I know far too little about the Whitlam government to pass any kind of meaningful judgement on the whole of its record: I was born two years after its unexpected termination. But its enduring social legacy speaks for itself, and its economic difficulties are still debated today. Certainly the Khemlani affair strikes me as being one of those not infrequent occasions where Australian politics defies satire.
I studied Whitlam’s dismissal in that same law school that we both attended, and it was hard to avoid the view that a system where Prime Ministers and Governors-General can effectively remove one another is a problematic structure, lending itself at times of instability to a race to be first to pull the trigger. It’s a great credit to the restraint of the players in our political system that there have not been more moments of instability like 1975.
What is hard to dispute is that the Whitlam government’s legacy has been vastly disproportionate to its duration. John Gorton was PM for roughly the same period, dating from the era of the 1968 worldwide student riots to 1971, but I suspect very few Australians know much about his government. I just read the relevant Wikipedia entry – there’s not all that much there, even though it ran for a longer period.
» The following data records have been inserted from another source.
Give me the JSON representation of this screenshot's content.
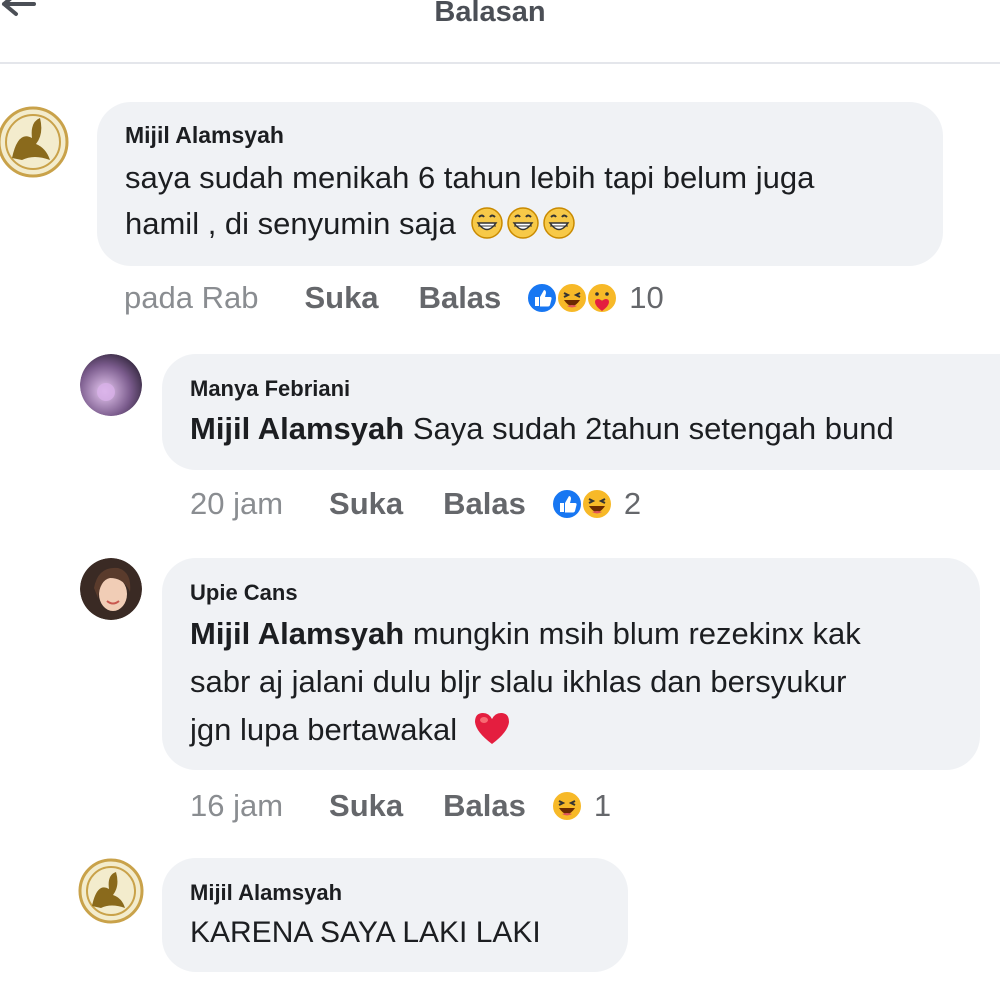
{
  "header": {
    "title": "Balasan"
  },
  "comments": [
    {
      "author": "Mijil Alamsyah",
      "line1": "saya sudah menikah 6 tahun lebih tapi belum juga",
      "line2": "hamil , di senyumin saja",
      "trailing_emoji": [
        "grin-icon",
        "grin-icon",
        "grin-icon"
      ],
      "time": "pada Rab",
      "like_label": "Suka",
      "reply_label": "Balas",
      "reactions": [
        "like-icon",
        "haha-icon",
        "care-icon"
      ],
      "reaction_count": "10"
    },
    {
      "author": "Manya Febriani",
      "mention": "Mijil Alamsyah",
      "line1": "Saya sudah 2tahun setengah bund",
      "time": "20 jam",
      "like_label": "Suka",
      "reply_label": "Balas",
      "reactions": [
        "like-icon",
        "haha-icon"
      ],
      "reaction_count": "2"
    },
    {
      "author": "Upie Cans",
      "mention": "Mijil Alamsyah",
      "line1": "mungkin msih blum rezekinx kak",
      "line2": "sabr aj jalani dulu bljr slalu ikhlas dan bersyukur",
      "line3": "jgn lupa bertawakal",
      "trailing_emoji": [
        "heart-icon"
      ],
      "time": "16 jam",
      "like_label": "Suka",
      "reply_label": "Balas",
      "reactions": [
        "haha-icon"
      ],
      "reaction_count": "1"
    },
    {
      "author": "Mijil Alamsyah",
      "line1": "KARENA SAYA LAKI LAKI"
    }
  ],
  "colors": {
    "bubble": "#f0f2f5",
    "like_blue": "#1877f2",
    "haha_yellow": "#f7b928",
    "heart_red": "#e41e3f",
    "muted_text": "#65676b"
  }
}
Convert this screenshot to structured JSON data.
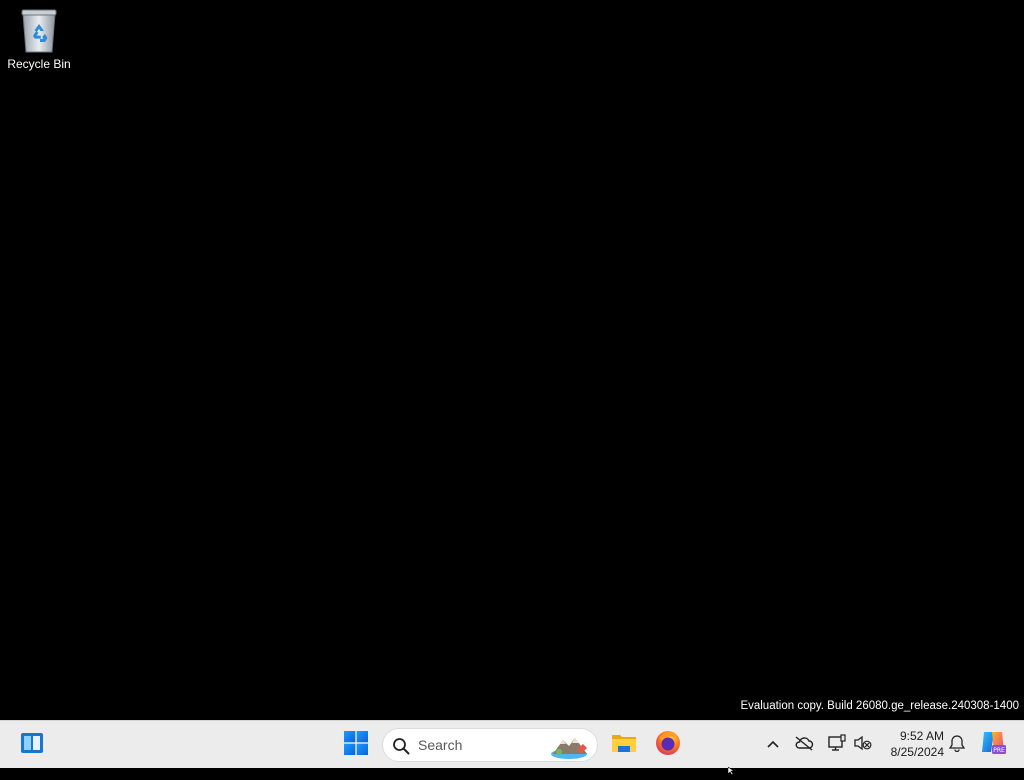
{
  "desktop": {
    "icons": [
      {
        "label": "Recycle Bin",
        "icon": "recycle-bin-icon"
      }
    ],
    "watermark": "Evaluation copy. Build 26080.ge_release.240308-1400"
  },
  "taskbar": {
    "widgets_icon": "widgets-icon",
    "start_icon": "windows-start-icon",
    "search": {
      "placeholder": "Search",
      "icon": "search-icon"
    },
    "pinned": [
      {
        "name": "File Explorer",
        "icon": "folder-icon"
      },
      {
        "name": "Firefox",
        "icon": "firefox-icon"
      }
    ],
    "tray": {
      "icons": [
        "chevron-up-icon",
        "onedrive-off-icon",
        "network-icon",
        "volume-muted-icon",
        "notification-bell-icon",
        "copilot-icon"
      ],
      "time": "9:52 AM",
      "date": "8/25/2024"
    }
  },
  "colors": {
    "desktop_bg": "#000000",
    "taskbar_bg": "#ececec",
    "windows_blue": "#1e90ff"
  }
}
It’s a curious fate to have spent nearly 40 years reliving the details of the three years of your life spent as Prime Minister, and perhaps one which Julia Gillard and Kevin Rudd will also share. It’s fortunate for Whitlam that he remained immensely proud of what he achieved in such a short time, and that so many others around him seemed to share that view.
I’ve noticed a few comments today saying what a pity it is that we only pay tribute to the likes of Gough Whitlam after they die. That sentiment often feels appropriate, but perhaps not for our 21st Prime Minister. What I saw that night in 2003 gave me the impression that for decades, he must have been able to bask in the same kind of adulation I saw at that dinner whenever he left the house.
Malcolm Turnbull concluded his tribute to his late constituent by paying tribute to the Whitlam marriage, and it does seem to have been a partnership of rare intimacy, mutual respect and affection of the sort to which many aspire and few achieve.
From what I saw that night at the law school, I’m very confident that whenever he got too big for his boots – which, let’s face it, may well have been often – Margaret was at hand to bring him back to earth. Occasionally with the assistance of bread rolls.